On the left side, Figure 4-6 shows the YARV instructions for the sum += i Ruby block. On the right, Figure 4-6 shows the new YJIT block corresponding to getlocal_WC_1.

Next, the YJIT compiler continues and compiles the second YARV instruction from the left side of Figure 4-7: getlocal_WC_0 at index 2.

On the left side, Figure 4-7 shows the same YARV instructions for the sum += i Ruby block that we saw above in Figure 4-6. But now the two dotted arrows indicate that the YJIT block on the right contains the machine language instructions equivalent to both getlocal_WC_1 and getlocal_WC_0.

Let’s take a look inside this new block. YJIT compiles or translates the Ruby YARV instructions into machine language instructions. In this example, running on my Mac laptop, YJIT writes the following machine language instructions into this new block:

Figure 4-8 shows a closer view of the new YJIT block that appeared on the right side of Figures 4-6 and 4-7. Inside the block, Figure 4-8 shows the assembly language acronyms corresponding to the ARM64 machine language instructions that YJIT generated for the two YARV instructions shown on the left. The YARV instructions on the left are: getlocal_WC_1, which loads a value from a local variable located in the previous stack frame and saves it on the YARV stack, and getlocal_WC_0, which loads a local variable from the current stack from and also saves it on the YARV stack. The machine language instructions on the right side of Figure 4-8 perform the same task, loading these values into registers on my M1 microprocessor: x1 and x9. If you’re curious and would like to learn more about what the machine language instructions mean and how they work, the section “Adding Two Integers Using Machine Language” discusses the instructions for this example in more detail.

YJIT Branch Stubs

Next, YJIT continues down the sequence of YARV instructions and compiles the opt_plus YARV instruction at index 4 in Figures 4-6 and 4-7. But this time, YJIT runs into a problem: It doesn’t know the type of the addition arguments. That is, will opt_plus add two integers? Or two strings, floating point numbers, or some other types?

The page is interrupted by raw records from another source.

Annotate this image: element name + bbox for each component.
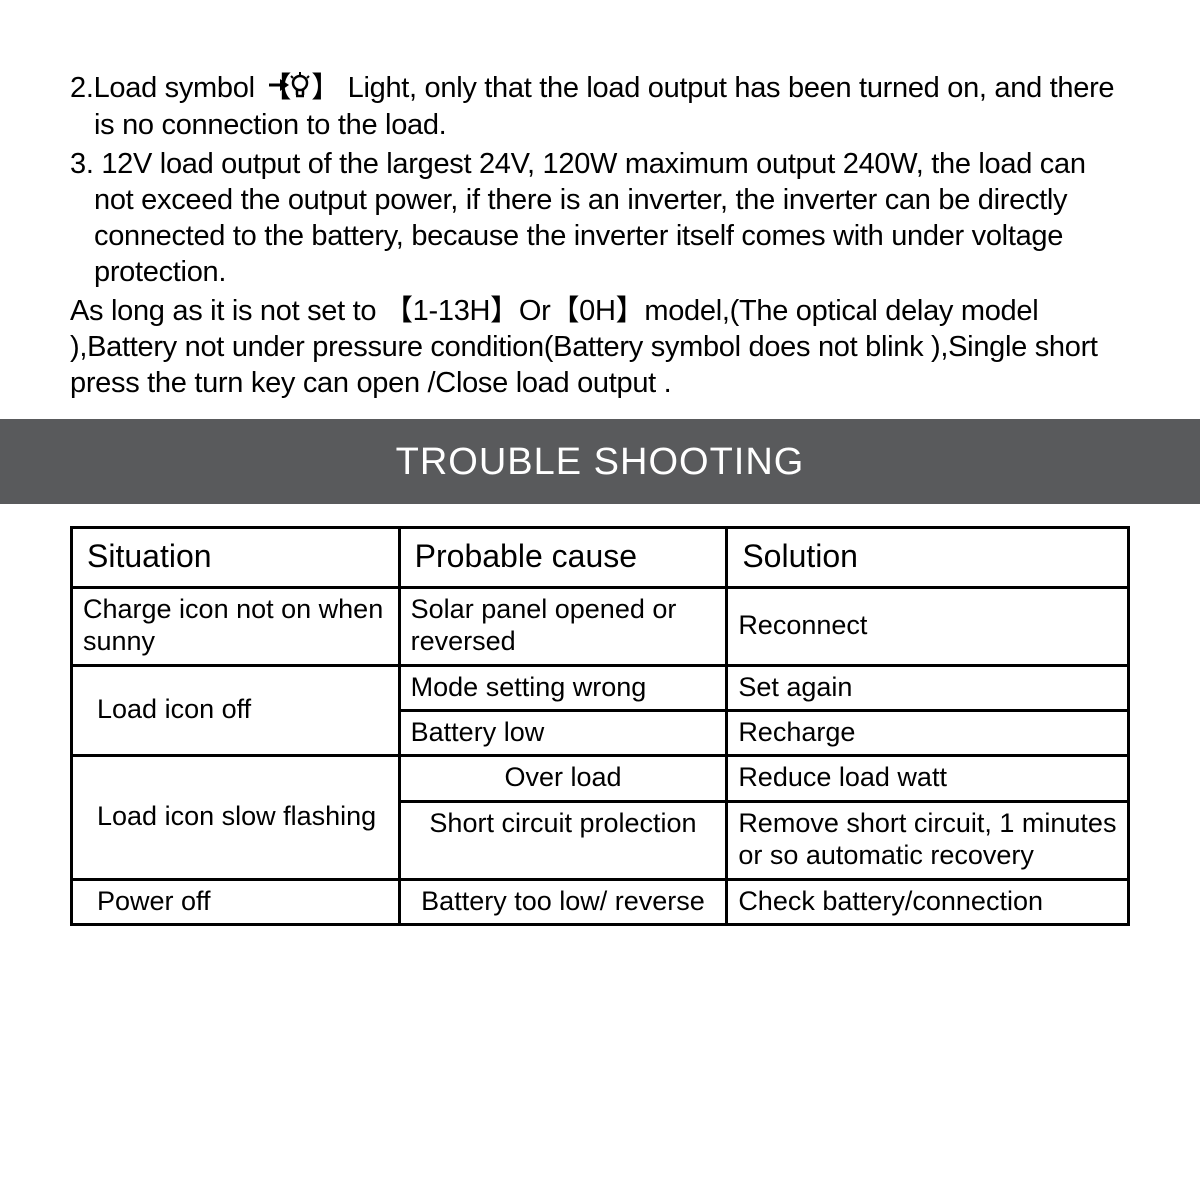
table-row: Load icon off Mode setting wrong Set aga… [72, 665, 1129, 710]
cell-situation: Power off [72, 879, 400, 924]
cell-solution: Reduce load watt [727, 756, 1129, 801]
col-cause: Probable cause [399, 528, 727, 587]
cell-cause: Short circuit prolection [399, 801, 727, 879]
troubleshooting-table: Situation Probable cause Solution Charge… [70, 526, 1130, 926]
list-item-3: 3. 12V load output of the largest 24V, 1… [70, 146, 1130, 291]
cell-situation: Load icon off [72, 665, 400, 756]
cell-cause: Solar panel opened or reversed [399, 587, 727, 665]
cell-solution: Set again [727, 665, 1129, 710]
cell-solution: Check battery/connection [727, 879, 1129, 924]
cell-cause: Mode setting wrong [399, 665, 727, 710]
cell-situation: Load icon slow flashing [72, 756, 400, 879]
list-item-2: 2.Load symbol 【 】 Light, only that the l… [70, 70, 1130, 144]
manual-page: 2.Load symbol 【 】 Light, only that the l… [0, 0, 1200, 926]
col-solution: Solution [727, 528, 1129, 587]
item2-prefix: 2.Load symbol [70, 72, 262, 104]
bracket-close: 】 [311, 72, 340, 104]
table-row: Load icon slow flashing Over load Reduce… [72, 756, 1129, 801]
cell-solution: Remove short circuit, 1 minutes or so au… [727, 801, 1129, 879]
table-row: Charge icon not on when sunny Solar pane… [72, 587, 1129, 665]
cell-cause: Over load [399, 756, 727, 801]
cell-cause: Battery low [399, 711, 727, 756]
cell-solution: Recharge [727, 711, 1129, 756]
cell-cause: Battery too low/ reverse [399, 879, 727, 924]
load-arrow-bulb-icon [291, 71, 311, 107]
note-paragraph: As long as it is not set to 【1-13H】Or【0H… [70, 293, 1130, 402]
cell-solution: Reconnect [727, 587, 1129, 665]
col-situation: Situation [72, 528, 400, 587]
table-header-row: Situation Probable cause Solution [72, 528, 1129, 587]
troubleshooting-banner: TROUBLE SHOOTING [0, 419, 1200, 504]
cell-situation: Charge icon not on when sunny [72, 587, 400, 665]
body-text-block: 2.Load symbol 【 】 Light, only that the l… [70, 70, 1130, 401]
table-row: Power off Battery too low/ reverse Check… [72, 879, 1129, 924]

Machine language is very specific. To add two 64-bit integers on an M1 microprocessor, YJIT could use the adds assembly language instruction. But adding two floating pointer numbers would require different instructions. And, of course, adding or concatenating two strings is an entirely different operation altogether.

In order for YJIT to know which machine language instructions to save into the YJIT block for opt_plus, YJIT needs to know exactly what type of values the Ruby program might ever add at (3) in Listing 4-1. You and I can tell by reading Listing 4-1 that the Ruby code is adding integers. We know right away that the sum += 1 block at (3) is always adding one integer to another. But YJIT doesn’t know this.

YJIT uses a clever trick to solve this problem. Instead of analyzing the entire program ahead of time to determine all of the possible types of values the opt_plus YARV instruction might ever need to add, YJIT simply waits until the block runs and observes which types the program actually passes in.

YJIT uses branch stubs to achieve this wait-and-see compile behavior, as shown in Figure 4-9.

Figure 4-9 shows the YARV instructions on the left, and the YJIT block for indexes 0000-0002 on the right. But note the bottom right corner of Figure 4-7, which shows an arrow pointing down from the block to a box labeled stub. This arrow represents a YJIT branch. Since this new branch doesn’t point to a block yet, YJIT sets up the branch to point to a branch stub instead.